By: Tim Heston, Senior Editor
Thousands in the steel construction industry, including a healthy dose of structural steel fabricators, arrived in St. Louis, Mo., April 3-5 to attend NASCC: The Steel Conference (once known as the North American Steel Construction Conference), organized by the American Institute of Steel Construction.
It’s a unique sector for fabricator, one full of potentially transformative technology like building information modeling (BIM) and augmented and mixed-reality communication. But it’s also a sector full of scheduling and complicated communication hurdles between fabricators, detailers, erectors, and engineer of record.
Despite the challenges, structural fabricators at the conference reported positive business conditions. According to AISC’s latest “Business Barometer” survey, fabricators reported that, despite material pricing challenges from tariffs, 2018 was fairly robust year and the first half of 2019 is looking healthy, though some predict challenges during the last half of the year. As Tabitha Stine, Vice President of Market Development at AISC, wrote in her conference preview, “While the next few months are expected to be good, in the second half of 2019 is not.”
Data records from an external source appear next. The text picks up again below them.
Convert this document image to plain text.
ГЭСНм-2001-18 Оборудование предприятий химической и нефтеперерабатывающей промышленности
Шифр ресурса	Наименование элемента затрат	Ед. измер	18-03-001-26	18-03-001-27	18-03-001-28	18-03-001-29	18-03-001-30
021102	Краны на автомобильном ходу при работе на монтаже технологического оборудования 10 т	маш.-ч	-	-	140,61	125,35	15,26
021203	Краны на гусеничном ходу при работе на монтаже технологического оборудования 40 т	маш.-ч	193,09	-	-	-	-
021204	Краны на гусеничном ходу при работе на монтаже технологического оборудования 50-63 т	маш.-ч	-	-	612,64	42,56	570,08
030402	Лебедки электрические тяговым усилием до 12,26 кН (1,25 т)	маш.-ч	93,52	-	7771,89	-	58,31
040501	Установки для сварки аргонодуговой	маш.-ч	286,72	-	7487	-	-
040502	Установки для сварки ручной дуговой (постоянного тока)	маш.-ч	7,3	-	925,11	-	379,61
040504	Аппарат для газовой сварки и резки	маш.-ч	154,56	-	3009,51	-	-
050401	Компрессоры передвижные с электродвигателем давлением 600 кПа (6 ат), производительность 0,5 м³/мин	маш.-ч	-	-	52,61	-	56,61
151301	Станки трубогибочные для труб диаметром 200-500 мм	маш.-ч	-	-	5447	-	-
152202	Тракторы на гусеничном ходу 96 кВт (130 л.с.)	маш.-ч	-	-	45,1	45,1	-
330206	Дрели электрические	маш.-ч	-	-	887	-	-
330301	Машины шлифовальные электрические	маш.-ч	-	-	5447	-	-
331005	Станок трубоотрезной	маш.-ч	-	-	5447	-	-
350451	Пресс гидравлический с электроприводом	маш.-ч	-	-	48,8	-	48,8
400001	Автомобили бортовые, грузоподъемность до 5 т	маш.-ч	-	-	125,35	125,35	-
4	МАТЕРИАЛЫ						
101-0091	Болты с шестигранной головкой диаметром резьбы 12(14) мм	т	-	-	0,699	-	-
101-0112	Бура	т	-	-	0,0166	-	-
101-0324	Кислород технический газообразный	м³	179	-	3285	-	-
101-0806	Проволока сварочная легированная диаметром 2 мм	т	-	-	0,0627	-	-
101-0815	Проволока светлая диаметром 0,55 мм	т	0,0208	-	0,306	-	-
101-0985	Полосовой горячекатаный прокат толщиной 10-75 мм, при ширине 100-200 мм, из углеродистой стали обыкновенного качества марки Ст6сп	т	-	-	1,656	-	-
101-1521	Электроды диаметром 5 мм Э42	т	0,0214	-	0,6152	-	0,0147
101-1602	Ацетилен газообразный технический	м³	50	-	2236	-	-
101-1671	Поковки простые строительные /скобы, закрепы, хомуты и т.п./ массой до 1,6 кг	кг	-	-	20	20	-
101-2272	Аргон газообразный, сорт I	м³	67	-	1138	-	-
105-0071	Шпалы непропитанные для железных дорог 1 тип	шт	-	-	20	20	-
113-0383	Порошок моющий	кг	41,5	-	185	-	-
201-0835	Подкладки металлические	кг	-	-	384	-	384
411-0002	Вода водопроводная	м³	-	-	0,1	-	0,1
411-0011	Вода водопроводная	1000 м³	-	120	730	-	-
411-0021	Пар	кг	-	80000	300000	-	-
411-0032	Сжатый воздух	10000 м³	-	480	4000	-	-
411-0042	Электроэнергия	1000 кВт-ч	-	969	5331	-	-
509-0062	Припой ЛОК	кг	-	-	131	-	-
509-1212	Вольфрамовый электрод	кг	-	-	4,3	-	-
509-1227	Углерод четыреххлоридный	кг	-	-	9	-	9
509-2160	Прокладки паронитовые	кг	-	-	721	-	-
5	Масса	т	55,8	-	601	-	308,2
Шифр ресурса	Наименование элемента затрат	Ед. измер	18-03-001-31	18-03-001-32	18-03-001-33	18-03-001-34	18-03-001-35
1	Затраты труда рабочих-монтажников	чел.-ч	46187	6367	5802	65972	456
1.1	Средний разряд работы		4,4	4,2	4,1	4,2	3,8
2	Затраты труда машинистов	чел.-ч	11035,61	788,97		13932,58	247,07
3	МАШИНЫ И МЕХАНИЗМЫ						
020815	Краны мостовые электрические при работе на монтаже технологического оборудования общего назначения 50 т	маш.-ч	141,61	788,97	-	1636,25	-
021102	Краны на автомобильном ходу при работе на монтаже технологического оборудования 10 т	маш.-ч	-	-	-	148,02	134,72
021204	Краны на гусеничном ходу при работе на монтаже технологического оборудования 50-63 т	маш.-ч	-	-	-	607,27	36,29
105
It’s common for detailers, erectors, and fabricators to hold project kickoff meetings to discuss the drawings and prevent issues in the shop and on-site — but, of course, communication mishaps still occur.
That said, NASCC attendee Jason Copley, a Philadelphia-based partner at the law firm Cohen Seglias Pallas Greenhall & Furman PC, described one project near his office that could be a model for good communication in the construction business.
“Pennsylvania Hospital is in the middle of a $3 billion project that uses a unique system. They started by getting a team of contractors involved in the design stage. Those contractors were awarded the projects and were promised a certain percentage of the profit, provided they complete the project under budget. So there was no conventional bidding process. And as they’re building the project, all the contractors work together as a team, because the profit that’s left will depend on the success of the whole project. Everyone has the same goal, which is to maintain the project’s profitability. It’s taking away the adversarial nature of a typical construction project and turning it into a collaborative process.”
This approach isn’t a technological marvel in software or machinery, but its potential for cost and time savings could be just as great.